Lu Xun's short stories are brought together
in two collections -- Call to Arms and Wandering. Call to
Arms includes 14 works written between1918 and 1922. Works in this
collection were marked by the strong patriotic and revolutionary passion that
prevailed in China during the May 4th Movement. Wandering is made up of
11 stories, reflecting Lu Xun's spiritual depression in the mid-1920s and his
unending search for the truth. Lu Xun cares about peasants' lives very much.
Many stories in Call to Arms and Wandering truthfully depict
peasants' tragic lives after the Revolution of 1911.
The True Story of Ah Q, which is included in Call to Arms, is Lu Xun's most representative
work. The story is set in Chinese society around the Revolution of 1911. The
novel, through describing Ah Q's tragic story of oppression, trying to resist
oppression and being killed by the reactionary forces, reveals the class
confrontations in the rural areas at that time and criticizes the bourgeoisie's
tyranny to and alienation from the masses in leading the 1911
Revolution.
Kong Yiji
describes an intellect inflicted by the imperial examination system.

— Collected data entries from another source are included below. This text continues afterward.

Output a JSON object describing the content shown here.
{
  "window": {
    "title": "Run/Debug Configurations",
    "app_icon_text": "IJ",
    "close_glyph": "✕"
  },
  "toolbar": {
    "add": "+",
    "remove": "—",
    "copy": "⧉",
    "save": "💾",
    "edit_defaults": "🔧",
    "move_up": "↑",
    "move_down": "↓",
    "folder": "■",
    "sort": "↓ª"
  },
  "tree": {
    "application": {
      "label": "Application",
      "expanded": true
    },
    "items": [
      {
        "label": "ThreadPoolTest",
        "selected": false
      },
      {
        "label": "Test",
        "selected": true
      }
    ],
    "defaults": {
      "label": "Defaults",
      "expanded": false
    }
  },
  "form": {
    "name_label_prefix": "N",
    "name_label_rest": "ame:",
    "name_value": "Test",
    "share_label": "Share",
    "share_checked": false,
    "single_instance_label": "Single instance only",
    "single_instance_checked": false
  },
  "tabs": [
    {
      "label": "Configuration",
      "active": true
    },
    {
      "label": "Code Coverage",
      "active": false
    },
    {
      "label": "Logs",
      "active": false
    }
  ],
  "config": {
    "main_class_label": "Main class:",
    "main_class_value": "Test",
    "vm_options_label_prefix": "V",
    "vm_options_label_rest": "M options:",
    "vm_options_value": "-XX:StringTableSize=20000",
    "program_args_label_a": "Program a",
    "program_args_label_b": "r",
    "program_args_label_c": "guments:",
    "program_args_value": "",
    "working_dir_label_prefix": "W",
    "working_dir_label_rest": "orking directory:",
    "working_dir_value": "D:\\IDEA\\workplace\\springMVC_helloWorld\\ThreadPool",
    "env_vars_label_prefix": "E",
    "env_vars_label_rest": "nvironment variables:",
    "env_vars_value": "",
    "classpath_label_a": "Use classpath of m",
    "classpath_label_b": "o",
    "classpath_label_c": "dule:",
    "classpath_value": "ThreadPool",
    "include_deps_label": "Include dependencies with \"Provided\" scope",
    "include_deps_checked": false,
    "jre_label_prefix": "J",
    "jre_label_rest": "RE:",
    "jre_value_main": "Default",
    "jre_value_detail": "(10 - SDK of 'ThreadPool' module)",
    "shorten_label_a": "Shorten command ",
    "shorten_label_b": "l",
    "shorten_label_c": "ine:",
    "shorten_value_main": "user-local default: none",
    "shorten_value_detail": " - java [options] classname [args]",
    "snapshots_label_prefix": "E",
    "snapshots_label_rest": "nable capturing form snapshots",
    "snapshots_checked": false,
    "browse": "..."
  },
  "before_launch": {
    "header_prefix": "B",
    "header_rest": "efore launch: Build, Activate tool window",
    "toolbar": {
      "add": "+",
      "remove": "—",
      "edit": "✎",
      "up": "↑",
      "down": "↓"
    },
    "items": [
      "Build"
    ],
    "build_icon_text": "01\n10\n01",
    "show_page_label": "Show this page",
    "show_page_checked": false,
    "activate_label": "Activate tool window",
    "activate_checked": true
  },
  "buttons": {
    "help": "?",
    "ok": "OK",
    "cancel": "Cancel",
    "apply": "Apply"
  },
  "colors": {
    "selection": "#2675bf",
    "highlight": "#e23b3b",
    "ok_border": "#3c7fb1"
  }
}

The story
is written with a laconic and simple structure and in concise language. It
castigates the evil of the examination system in trampling and destroying
people's lives.
Hometown
is a short story
known to every household in China. Through the author's first-person witnessing, of
especially boyhood friend Runtu's experience, the story exposes, before reader's eyes,
a picture of the tragic lives led by Chinese peasants in the 1920s. The
story points to the countless tragedies peasants were forced to endure due to
hunger, too many children, heavy taxes, wars, bandits, corrupt officials and cruel
landlords. The author's sympathy for and concern about the benumbed peasants and
their sufferings has stirred the readers' hearts generation after generation
of readers' hearts.
By learning from the concise, flexible
and varied structure of foreign fiction, Lu Xun broke away from the exclusive
form of traditional Chinese fiction, which had been written only in chapters,
to create a new form for modern Chinese fiction. Therefore, Lu Xun is regarsed
as the father of the modem Chinese fiction.
Lu Xun wrote stories, poetry, essays,
literary criticism and literary history, most of which reflected the lives of
Chinese people in the early 20th century. Some of his works are:
Gu Shi Xin Bian (Old Tales Retold)
Na Han (Call to Arms)
Pang Huang (Wandering)
Ye Cao (Wild Grass)
A Madman's Diary (1918)
Kong Yi Ji (1919)
Medicine (1919)
A Small Incident (1920)
Storm in a Teacup (1920)
The Story of Hair (1920)
Tomorrow (1920)
My Old Home (1921)
The True Story of Ah Q (1921)
Double Fifth Festival (1922)
Village Opera (1922)
The White Light (1922)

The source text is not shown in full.